Prague's Pravo newspaper reported similar allegations on Friday, quoting Hossein Jazdan Panah, an exiled Kurdish opposition member, as saying Ahmadinejad "was in charge of hit operations abroad" at the time of the Vienna killings.

Ghassemlou, the gunmen's principle target, was secretary-general of the Democratic Party of Iranian Kurdistan. His delegation had been in Vienna for secret talks with envoys from the Tehran regime.

The gunmen managed to slip out of Austria after the attack and were never arrested.

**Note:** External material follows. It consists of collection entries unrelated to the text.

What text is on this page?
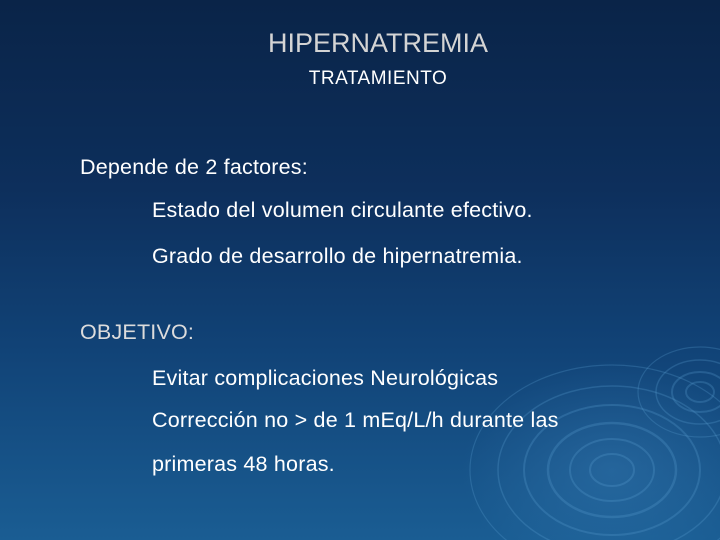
HIPERNATREMIA
TRATAMIENTO
Depende de 2 factores:
Estado del volumen circulante efectivo.
Grado de desarrollo de hipernatremia.
OBJETIVO:
Evitar complicaciones Neurológicas
Corrección no > de 1 mEq/L/h durante las
primeras 48 horas.
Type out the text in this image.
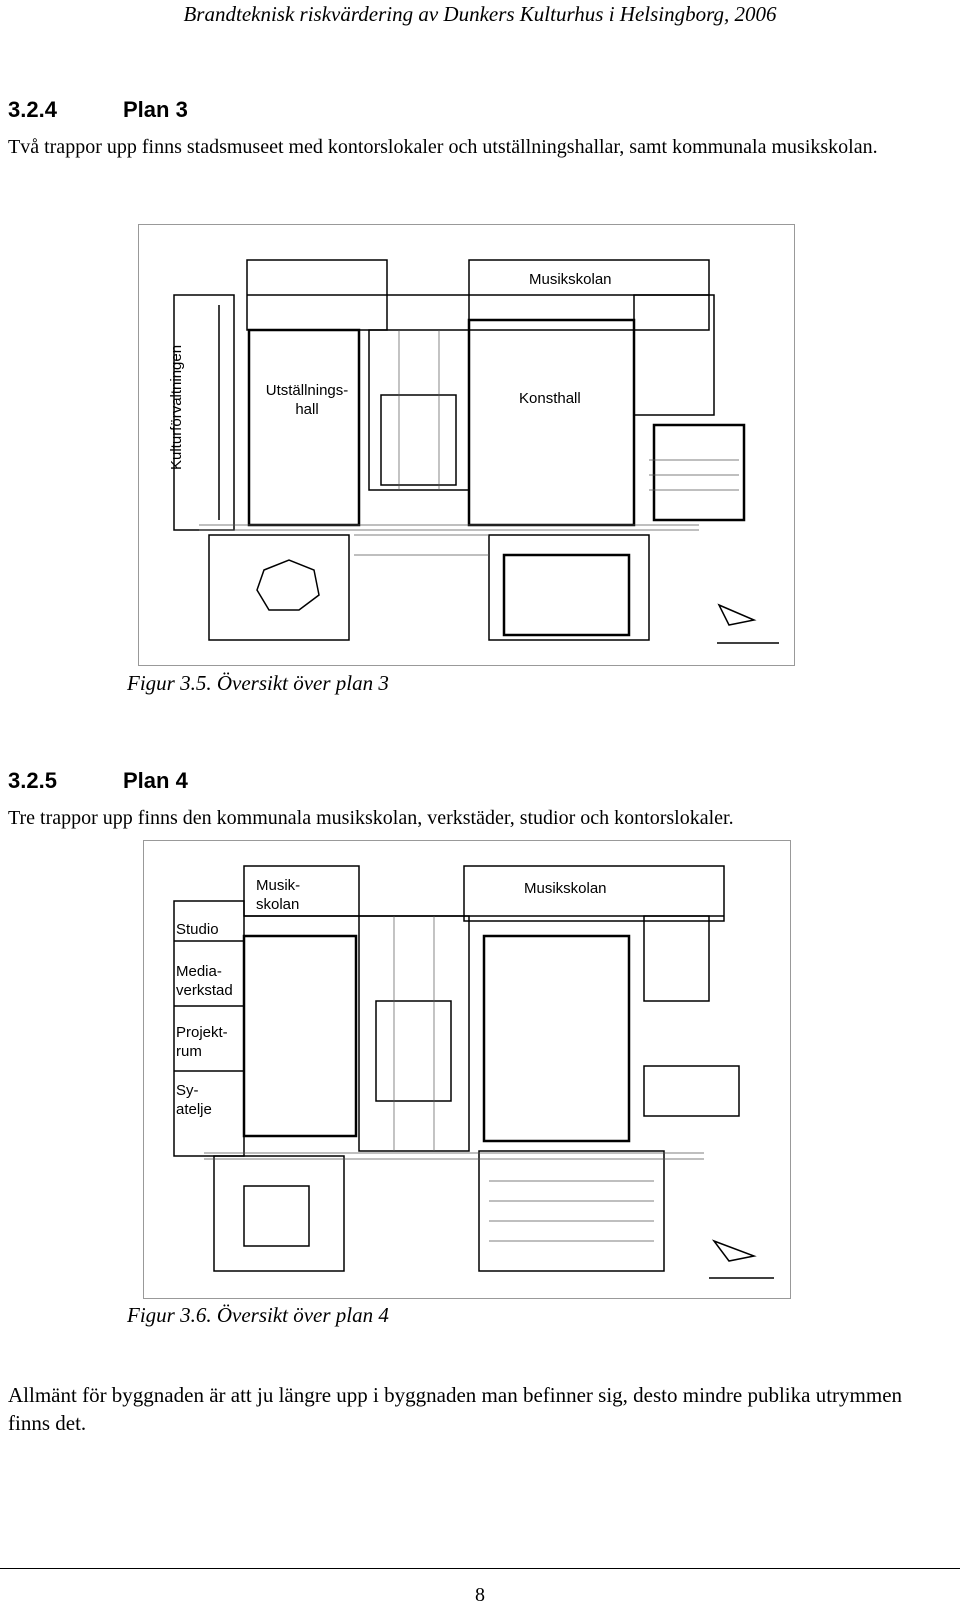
Brandteknisk riskvärdering av Dunkers Kulturhus i Helsingborg, 2006
3.2.4	Plan 3
Två trappor upp finns stadsmuseet med kontorslokaler och utställningshallar, samt kommunala musikskolan.
Musikskolan
Kulturförvaltningen	Utställnings-
hall
Konsthall
Figur 3.5. Översikt över plan 3
3.2.5	Plan 4
Tre trappor upp finns den kommunala musikskolan, verkstäder, studior och kontorslokaler.
Musik-
skolan
Musikskolan
Studio
Media-
verkstad
Projekt-
rum
Sy-
atelje
Figur 3.6. Översikt över plan 4
Allmänt för byggnaden är att ju längre upp i byggnaden man befinner sig, desto mindre publika utrymmen finns det.
8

Pilz's Green Party pressed unsuccessfully in 1997 for the creation of a special parliamentary inquiry to look into a possible cover-up by Austrian officials, who it believes bowed to pressure from Iran's government and allowed the commandos to leave Austria, allegedly providing them a police escort to Vienna's international airport. Those allegations have never been proven.

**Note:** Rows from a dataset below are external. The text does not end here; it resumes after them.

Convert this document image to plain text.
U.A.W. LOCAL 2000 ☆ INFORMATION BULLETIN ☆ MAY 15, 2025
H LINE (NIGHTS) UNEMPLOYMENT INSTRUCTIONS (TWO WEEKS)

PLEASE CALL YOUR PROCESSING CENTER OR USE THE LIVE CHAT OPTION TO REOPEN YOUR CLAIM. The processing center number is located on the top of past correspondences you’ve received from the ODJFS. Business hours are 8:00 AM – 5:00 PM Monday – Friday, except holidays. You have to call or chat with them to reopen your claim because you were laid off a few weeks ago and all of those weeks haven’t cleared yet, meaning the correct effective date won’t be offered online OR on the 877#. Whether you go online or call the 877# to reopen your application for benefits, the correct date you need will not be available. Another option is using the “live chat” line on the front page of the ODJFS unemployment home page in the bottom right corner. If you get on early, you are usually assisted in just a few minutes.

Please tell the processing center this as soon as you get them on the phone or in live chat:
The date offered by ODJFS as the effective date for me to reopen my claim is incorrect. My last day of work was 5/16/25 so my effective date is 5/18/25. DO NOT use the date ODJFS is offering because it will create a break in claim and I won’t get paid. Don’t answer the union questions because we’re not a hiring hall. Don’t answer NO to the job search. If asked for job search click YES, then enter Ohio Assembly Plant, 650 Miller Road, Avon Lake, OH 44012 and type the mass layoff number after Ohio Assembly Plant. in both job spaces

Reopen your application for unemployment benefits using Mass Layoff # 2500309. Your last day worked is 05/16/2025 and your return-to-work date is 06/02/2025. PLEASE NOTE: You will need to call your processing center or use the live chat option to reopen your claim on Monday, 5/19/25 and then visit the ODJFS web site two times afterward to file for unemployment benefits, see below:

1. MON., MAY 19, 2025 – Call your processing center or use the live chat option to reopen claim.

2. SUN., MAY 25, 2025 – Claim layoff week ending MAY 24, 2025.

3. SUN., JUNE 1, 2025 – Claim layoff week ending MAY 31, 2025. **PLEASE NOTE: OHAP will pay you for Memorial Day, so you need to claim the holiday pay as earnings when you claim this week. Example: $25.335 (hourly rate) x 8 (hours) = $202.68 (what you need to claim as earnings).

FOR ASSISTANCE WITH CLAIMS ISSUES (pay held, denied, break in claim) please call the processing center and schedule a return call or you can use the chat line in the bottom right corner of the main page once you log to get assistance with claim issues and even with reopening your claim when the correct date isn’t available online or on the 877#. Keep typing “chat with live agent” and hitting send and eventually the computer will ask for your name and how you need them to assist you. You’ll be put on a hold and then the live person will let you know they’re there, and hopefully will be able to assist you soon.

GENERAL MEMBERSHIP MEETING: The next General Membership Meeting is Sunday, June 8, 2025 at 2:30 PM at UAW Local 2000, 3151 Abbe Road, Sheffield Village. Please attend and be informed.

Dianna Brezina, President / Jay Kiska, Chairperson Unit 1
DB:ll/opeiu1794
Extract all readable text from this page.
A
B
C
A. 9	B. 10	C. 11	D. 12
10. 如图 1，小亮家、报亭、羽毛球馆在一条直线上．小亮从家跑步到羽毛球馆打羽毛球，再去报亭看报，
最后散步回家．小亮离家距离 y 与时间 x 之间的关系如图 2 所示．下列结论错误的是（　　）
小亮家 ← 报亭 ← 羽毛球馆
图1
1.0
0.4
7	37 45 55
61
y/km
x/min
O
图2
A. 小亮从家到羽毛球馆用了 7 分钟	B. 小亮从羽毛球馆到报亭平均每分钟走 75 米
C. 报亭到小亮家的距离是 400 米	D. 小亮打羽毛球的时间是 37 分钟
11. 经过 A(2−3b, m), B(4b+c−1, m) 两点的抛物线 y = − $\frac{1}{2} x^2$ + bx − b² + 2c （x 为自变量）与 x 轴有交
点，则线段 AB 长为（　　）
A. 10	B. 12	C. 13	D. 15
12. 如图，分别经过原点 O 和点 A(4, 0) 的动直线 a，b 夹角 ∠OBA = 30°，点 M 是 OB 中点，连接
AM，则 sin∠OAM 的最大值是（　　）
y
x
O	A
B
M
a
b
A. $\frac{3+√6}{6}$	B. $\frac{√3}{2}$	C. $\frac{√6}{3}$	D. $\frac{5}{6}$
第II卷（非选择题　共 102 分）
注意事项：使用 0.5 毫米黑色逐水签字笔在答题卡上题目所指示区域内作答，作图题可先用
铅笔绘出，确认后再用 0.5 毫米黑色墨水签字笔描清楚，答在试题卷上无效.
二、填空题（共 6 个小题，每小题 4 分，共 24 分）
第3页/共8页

The allegations against Ahmadinejad come as some of the Americans who were taken captive in Iran in 1979 implicate the newly elected leader in the hostage crisis. Radical Iranian students took over the U.S. Embassy and held 52 Americans hostage for 444 days.

The United States said Friday it would not be surprised if Ahmadinejad turns out to have been a main participant in the holding of American hostages in Tehran a quarter-century ago, although the Bush administration cautioned that it was still trying to determine the facts.

Five former U.S. hostages who saw Ahmadinejad in photographs or on television said they believe he was among the hostage-takers. One said he was interrogated by Ahmadinejad.

"I don't think it should be surprising to anyone if it turns out to be true," White House spokesman Scott McClellan said in Washington. "This is a regime run by an unelected few that only allowed its hand-picked candidates to run in an election that was well short of free and fair."

In a June 16 statement, the National Council of Resistance of Iran accused Ahmadinejad of having served as "the commander of the team that was responsible for carrying out the anti-Islamic and inhuman fatwa to murder the British author Salman Rushdie" for perceived insults to Islam.

"He was the governor-general of Ardabil province in northwest Iran and responsible for the crackdown and killing of dissidents in the province," it said.

The Paris-based council, which seeks to topple Iran's ultra-religious government, is the political arm of the Mujahedeen Khalq, a group that Washington and the European Union include on their lists of terrorist organizations.